A student is helped to an ambulance at Thammasat University campus in Bangkok during the bloody protests of 1976 © AP |
Students defy Thai rulers to mark Thammasat University massacre
Young liberals take risks to commemorate 40th anniversary of 1976 campus killings
Michael Peel / Financial Times | 4 October 2016
[Excerpts]
The Chulalongkorn gathering is doubly sensitive because it will highlight the uncomfortable place in Thai history occupied by the October 6 1976 massacre at Thammasat University across town on the banks of the Chao Phraya river. State forces and rightwing royalist mobs shot, hanged or beat to death dozens of students and other demonstrators that day, accusing them of fuelling revolutions such as those sweeping through Vietnam, Cambodia and Laos....
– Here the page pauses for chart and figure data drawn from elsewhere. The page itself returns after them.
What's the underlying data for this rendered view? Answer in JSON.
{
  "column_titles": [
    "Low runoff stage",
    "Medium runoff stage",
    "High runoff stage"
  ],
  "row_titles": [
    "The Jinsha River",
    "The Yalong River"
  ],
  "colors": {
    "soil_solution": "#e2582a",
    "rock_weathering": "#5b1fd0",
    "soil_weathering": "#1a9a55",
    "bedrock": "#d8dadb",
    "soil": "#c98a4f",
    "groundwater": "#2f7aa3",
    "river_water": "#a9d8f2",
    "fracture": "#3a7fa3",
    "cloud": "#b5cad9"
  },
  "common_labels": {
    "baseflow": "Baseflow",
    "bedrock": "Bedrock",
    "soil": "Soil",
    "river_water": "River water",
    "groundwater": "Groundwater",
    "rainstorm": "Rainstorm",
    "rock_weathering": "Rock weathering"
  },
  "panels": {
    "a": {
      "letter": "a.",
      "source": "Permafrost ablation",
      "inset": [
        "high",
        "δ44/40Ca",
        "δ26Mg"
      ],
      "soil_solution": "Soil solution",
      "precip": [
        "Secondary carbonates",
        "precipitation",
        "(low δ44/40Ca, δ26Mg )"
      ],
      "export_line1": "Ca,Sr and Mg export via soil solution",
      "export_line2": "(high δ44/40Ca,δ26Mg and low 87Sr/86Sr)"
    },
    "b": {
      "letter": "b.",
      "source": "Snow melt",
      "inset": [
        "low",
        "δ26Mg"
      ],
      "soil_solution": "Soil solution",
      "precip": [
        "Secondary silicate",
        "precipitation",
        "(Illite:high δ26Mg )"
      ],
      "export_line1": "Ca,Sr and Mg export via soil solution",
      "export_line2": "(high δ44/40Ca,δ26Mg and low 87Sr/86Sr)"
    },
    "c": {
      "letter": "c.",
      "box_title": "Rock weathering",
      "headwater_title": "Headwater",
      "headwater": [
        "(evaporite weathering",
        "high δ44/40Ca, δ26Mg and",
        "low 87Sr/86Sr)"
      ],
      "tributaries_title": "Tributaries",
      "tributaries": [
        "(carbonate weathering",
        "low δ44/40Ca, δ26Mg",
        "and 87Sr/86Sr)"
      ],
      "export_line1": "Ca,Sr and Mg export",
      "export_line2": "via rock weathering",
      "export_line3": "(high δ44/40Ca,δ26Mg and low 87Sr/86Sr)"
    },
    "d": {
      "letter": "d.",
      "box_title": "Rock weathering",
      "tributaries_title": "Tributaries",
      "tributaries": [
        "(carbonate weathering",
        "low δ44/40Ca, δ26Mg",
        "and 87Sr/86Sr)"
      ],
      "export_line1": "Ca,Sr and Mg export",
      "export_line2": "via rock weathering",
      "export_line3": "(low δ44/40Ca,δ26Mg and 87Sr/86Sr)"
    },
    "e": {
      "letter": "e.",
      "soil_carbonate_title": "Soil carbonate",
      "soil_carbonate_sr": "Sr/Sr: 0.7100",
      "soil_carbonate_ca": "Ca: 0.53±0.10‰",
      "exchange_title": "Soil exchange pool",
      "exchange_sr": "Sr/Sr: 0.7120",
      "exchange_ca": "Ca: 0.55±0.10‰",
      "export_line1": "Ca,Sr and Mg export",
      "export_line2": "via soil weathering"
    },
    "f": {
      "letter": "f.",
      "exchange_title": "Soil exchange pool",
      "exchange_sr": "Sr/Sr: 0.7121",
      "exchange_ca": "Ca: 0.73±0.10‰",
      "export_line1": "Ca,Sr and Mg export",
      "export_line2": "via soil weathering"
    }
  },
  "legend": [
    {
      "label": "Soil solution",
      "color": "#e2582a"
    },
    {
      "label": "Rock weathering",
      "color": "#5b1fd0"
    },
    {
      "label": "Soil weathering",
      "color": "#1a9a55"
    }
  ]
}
Student activist Netiwit Chotiphatphaisal at Chulalongkorn University © Michael Peel |
Mr Netiwit’s years of campaigning against targets ranging from compulsory student haircuts to national military service have earned him the wrath of conservatives, who have attacked his behaviour as inappropriate and disrespectful. He is scathing about how educational institutions generally allow little questioning of ideas or teachers — and in some notorious cases slip into physical abuse.
“I first became involved in politics by seeing the problems in our educational system,” said Mr Netiwit, who started a group of like-minded students called Education for the Liberation of Siam in 2013. “They treat the students as children, maybe as infants sometimes. We don’t have any freedom.”
The emergence of Mr Netiwit and other youthful campaigners is a sign that “social and cultural change has already gone ahead of politics”, argued Kaewmala, a social media commentator who prefers to use a pseudonym. Mr Netiwit appeared a “rebel and a radical to many people” only because they had been conditioned to expect a high level of deference to be shown to any authority — even a military that seized power in a coup.
“Netiwit actually is quite a respectful young man — polite and measured,” she said. “They don't hear what he is really saying because they are busy being offended by his questioning.”